Photography and Ontology: Unsettling Images

Photography and Ontology: Unsettling Images

Publication details

Hardcover and e-book, 174 x 246 x 19.05mm | 454g, 204 pages, 47 B/W Illustrations and 12 colour
ISBN 9780815374299

Author and/or Editor name/s

Editors: Donna West Brett and Natalya Lusty

Chapter authors: Andrés Mario Zervigón, Donna West Brett, Katherine Biber, Peter Doyle, Shawn Michelle Smith, Natalya Lusty, John Di Stefano, Jane Simon, Toni Ross, Daniel Palmer, Blake Stimson

Author and/or Editor bio/s

Donna West Brett is an Associate Professor in Art History and Curatorial Studies at the University of Sydney. She is author of Photography and Place: Seeing and Not Seeing Germany After 1945 (Routledge, 2016); and co-editor with Natalya Lusty, Photography and Ontology: Unsettling Images, (Routledge, 2019). Brett is Research Leader for the Photographic Cultures Research Group, and Editorial Member for the Visual Culture and German Contexts Series, Bloomsbury.

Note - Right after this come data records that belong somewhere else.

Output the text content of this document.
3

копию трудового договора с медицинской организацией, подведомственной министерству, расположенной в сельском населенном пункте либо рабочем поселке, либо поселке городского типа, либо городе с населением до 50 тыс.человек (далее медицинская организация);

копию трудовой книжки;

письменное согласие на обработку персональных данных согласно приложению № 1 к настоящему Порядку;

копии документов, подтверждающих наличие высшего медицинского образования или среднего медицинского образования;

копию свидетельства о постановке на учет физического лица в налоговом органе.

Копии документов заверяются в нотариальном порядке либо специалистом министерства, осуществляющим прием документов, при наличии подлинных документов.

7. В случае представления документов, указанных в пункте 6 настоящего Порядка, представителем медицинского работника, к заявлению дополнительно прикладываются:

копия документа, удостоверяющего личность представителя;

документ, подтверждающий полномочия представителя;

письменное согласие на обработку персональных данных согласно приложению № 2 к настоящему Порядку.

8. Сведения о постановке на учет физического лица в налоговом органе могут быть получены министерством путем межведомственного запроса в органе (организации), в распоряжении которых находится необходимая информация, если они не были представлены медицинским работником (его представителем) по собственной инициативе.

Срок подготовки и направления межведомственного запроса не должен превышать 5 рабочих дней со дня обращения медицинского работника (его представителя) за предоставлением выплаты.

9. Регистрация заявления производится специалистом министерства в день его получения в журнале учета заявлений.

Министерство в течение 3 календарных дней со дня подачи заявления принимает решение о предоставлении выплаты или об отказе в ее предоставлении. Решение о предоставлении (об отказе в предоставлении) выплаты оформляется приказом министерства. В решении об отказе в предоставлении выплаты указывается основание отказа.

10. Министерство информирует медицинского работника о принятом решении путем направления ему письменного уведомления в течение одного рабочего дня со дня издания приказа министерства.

Natalya Lusty is Professor of Cultural Studies and an ARC Future Fellow (2018-2021) at the University of Melbourne. She is the author of Surrealism, Feminism, Psychoanalysis (Routledge, 2017); Dreams and Modernity: A Cultural History, co-authored with Helen Groth (Routledge, 2013); Photography and Ontology: Unsettling Images, co-edited with Donna West Brett (Routledge, 2019); and the edited volume, Modernism and Masculinity (Cambridge University Press, 2014). She is an editorial board member of Australian Feminist Studies.

Year of publication

2019

Publisher

Routledge, New York

Abstract

This edited collection explores the complex ways in which photography is used and interpreted: as a record of evidence, as a form of communication, as a means of social and political provocation, as a mode of surveillance, as a narrative of the self, and as an art form. What makes photographic images unsettling and how do the re-uses and interpretations of photographic images unsettle the self-evident reality of the visual field? Taking up these themes, this book examines the role of photography as a revelatory medium underscored by its complex association with history, memory, experience and identity.